Scarron, dans ses pièces bouffonnes, employait un burlesque emphatique du plus mauvais goût.

Ce jargon fait rire un moment par sa bizarre extravagance; mais on a honte d'avoir ri.

Le jargon villageois a été heureusement employé quelquefois par Dufresnoy et par Dancourt. Il est, par exemple, très bien placé dans le jardinier de l'Esprit de contradiction: mais Dancourt, dont le dialogue est si vif, si gai, si naturel s'est éloigné de la vraisemblance, en entremêlant sans raison, dans les personnes du même état, le jargon villageois et le langage de la ville: dans les trois Cousines, ses paysannes parlent comme des demoiselles ; et leurs pères et mères, comme des paysans.

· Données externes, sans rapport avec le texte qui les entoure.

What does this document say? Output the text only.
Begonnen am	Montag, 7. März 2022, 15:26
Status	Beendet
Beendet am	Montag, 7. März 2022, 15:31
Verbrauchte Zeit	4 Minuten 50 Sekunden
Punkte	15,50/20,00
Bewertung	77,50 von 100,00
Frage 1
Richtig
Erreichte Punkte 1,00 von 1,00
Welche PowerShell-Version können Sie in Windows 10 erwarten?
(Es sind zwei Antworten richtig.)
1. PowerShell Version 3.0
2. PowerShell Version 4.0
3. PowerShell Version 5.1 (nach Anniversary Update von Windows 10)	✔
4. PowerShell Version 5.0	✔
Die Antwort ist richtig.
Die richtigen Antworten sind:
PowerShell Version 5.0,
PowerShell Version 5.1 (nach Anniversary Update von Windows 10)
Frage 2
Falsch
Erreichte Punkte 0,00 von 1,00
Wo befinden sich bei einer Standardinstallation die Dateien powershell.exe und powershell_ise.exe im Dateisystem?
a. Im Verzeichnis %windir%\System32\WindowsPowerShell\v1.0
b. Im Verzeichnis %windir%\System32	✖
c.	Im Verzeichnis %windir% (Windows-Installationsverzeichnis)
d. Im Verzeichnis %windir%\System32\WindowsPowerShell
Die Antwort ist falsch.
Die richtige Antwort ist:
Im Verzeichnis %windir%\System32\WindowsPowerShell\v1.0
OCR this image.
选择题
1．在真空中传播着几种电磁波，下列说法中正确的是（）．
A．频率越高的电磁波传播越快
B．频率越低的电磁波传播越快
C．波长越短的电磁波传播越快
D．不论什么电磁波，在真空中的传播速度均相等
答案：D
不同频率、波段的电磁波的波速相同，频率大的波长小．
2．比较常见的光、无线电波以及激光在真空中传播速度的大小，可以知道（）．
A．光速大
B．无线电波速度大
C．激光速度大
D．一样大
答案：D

Le jargon villageois a quelquefois l'avantage de contribuer au comique de situation, comme dans l'Usurier gentilhomme: c'est là surtout qu'il est piquant. Quelquefois il marque une nuance de simplicité dans les mœurs ; et Molière s'en est habilement servi pour distinguer la simplicité grossière de Georgette, de la naïveté d'Agnès. Mais si le jargon villageois n'a pas l'un de ces deux mérités, on fera beaucoup mieux de mettre un langage pur dans la bouche des paysans. L'ingénuité, le naturel, la simplicité même n'a rien qui se refuse à la correction du langage. Ce qu'il y a de plus incompatible avec le jargon villageois, c'est un raffinement d'expression, une recherche curieuse de tours singuliers, ou de figures étudiées; et c'est ce qui gâte le naturel des paysans de Marivaux.